There is no “second configuration.” Other than a second partition, there is no place to store it. Trust me, I know…I have examined the filesystem layout of RouterOS and know where the config files are stored.
To me, It sounds more likely that you are not getting a “second configuration” but instead a BLANK configuration, as if RouterOS was unable to read the config files from the disk. When you reboot it, it tries a second time to read the config and is successful.
Here is a simple test you can run (make a backup first before you do this and copy the backup off-site so that you can upload and restore if something goes wrong!! Depending on what is causing this issue, this test could actually end up wiping out your config):
Next time you get this “second” (blank) configuration, make a simple change, like add an IP address. Then reboot the router. If your real configuration comes back and your change is not there, then try to get the router in a state where the “second” config is back. Once that happens, check for your change. If it is not there (and I doubt that it will be), and instead all config is gone again, then clearly it didn’t save your change to disk in this hypothetical place where a second config might exist. At this point, you know that you are dealing with an issue that is preventing the router from reading its config, and so it thinks it doesn’t have one. Then it presents you with a blank slate.

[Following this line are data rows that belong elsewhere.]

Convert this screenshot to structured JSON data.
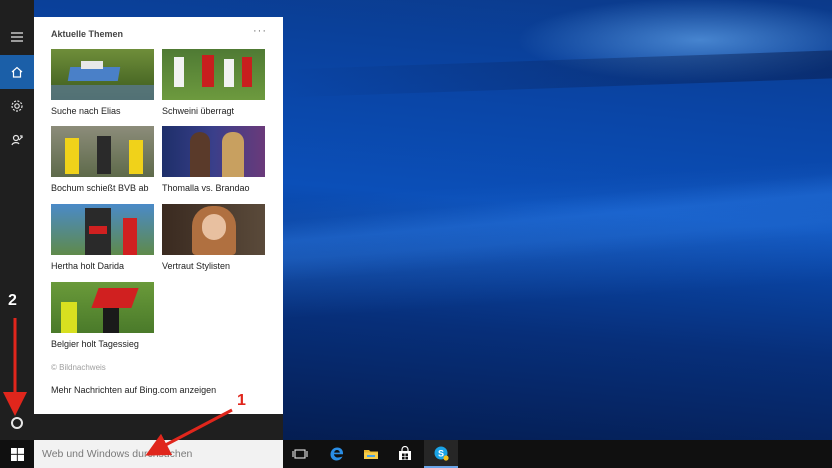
{
  "panel": {
    "header": "Aktuelle Themen",
    "more": "···",
    "tiles": [
      {
        "caption": "Suche nach Elias"
      },
      {
        "caption": "Schweini überragt"
      },
      {
        "caption": "Bochum schießt BVB ab"
      },
      {
        "caption": "Thomalla vs. Brandao"
      },
      {
        "caption": "Hertha holt Darida"
      },
      {
        "caption": "Vertraut Stylisten"
      },
      {
        "caption": "Belgier holt Tagessieg"
      }
    ],
    "credit": "© Bildnachweis",
    "more_news": "Mehr Nachrichten auf Bing.com anzeigen"
  },
  "rail": {
    "icons": [
      "hamburger-icon",
      "home-icon",
      "gear-icon",
      "feedback-icon",
      "cortana-circle-icon"
    ]
  },
  "taskbar": {
    "search_placeholder": "Web und Windows durchsuchen",
    "icons": [
      "windows-logo-icon",
      "task-view-icon",
      "edge-icon",
      "file-explorer-icon",
      "store-icon",
      "skype-icon"
    ]
  },
  "annotations": {
    "one": "1",
    "two": "2"
  },
  "colors": {
    "accent": "#1b5fa8",
    "annotation_red": "#e0261c",
    "rail_bg": "#1f1f1f",
    "taskbar_bg": "#101010"
  }
}
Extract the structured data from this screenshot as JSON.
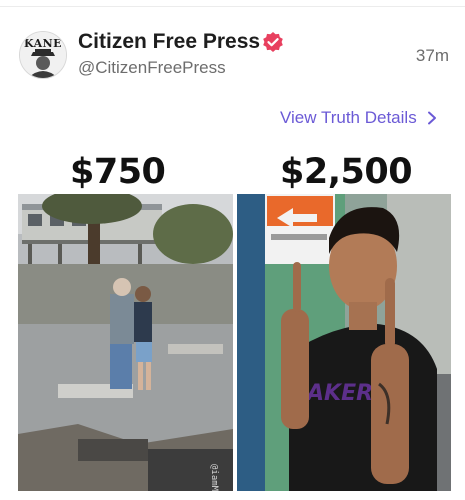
{
  "post": {
    "avatar_text": "KANE",
    "author_name": "Citizen Free Press",
    "handle": "@CitizenFreePress",
    "timestamp": "37m",
    "view_details": "View Truth Details"
  },
  "meme": {
    "left_price": "$750",
    "right_price": "$2,500",
    "watermark": "@iamMeme0"
  },
  "colors": {
    "accent": "#6b5ad6",
    "verified": "#e8405f"
  },
  "icons": {
    "verified": "verified-badge-icon",
    "chevron": "chevron-right-icon"
  }
}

(It is possible that when you run this test, when you make a change to the system while the “blank” config is what is showing, that RouterOS will try to write the change that you just made to disk. If it is successful, it is possible that it might replace that subsection of the config with what you added, completely overwriting was used to be there. In other words, the next time you boot it up to get your config back, you might find that all of your config is there except all of your IP addresses got wiped out, with the exception of the one you added while everything was blank.)
Regardless of the outcome, you are most likely dealing either with defective hardware (bad flash chip, or flash controller, or something), or a filesystem that is not in a good and consistent state. If it is the latter, about the only thing that is going to solve that is a format and Netinstall.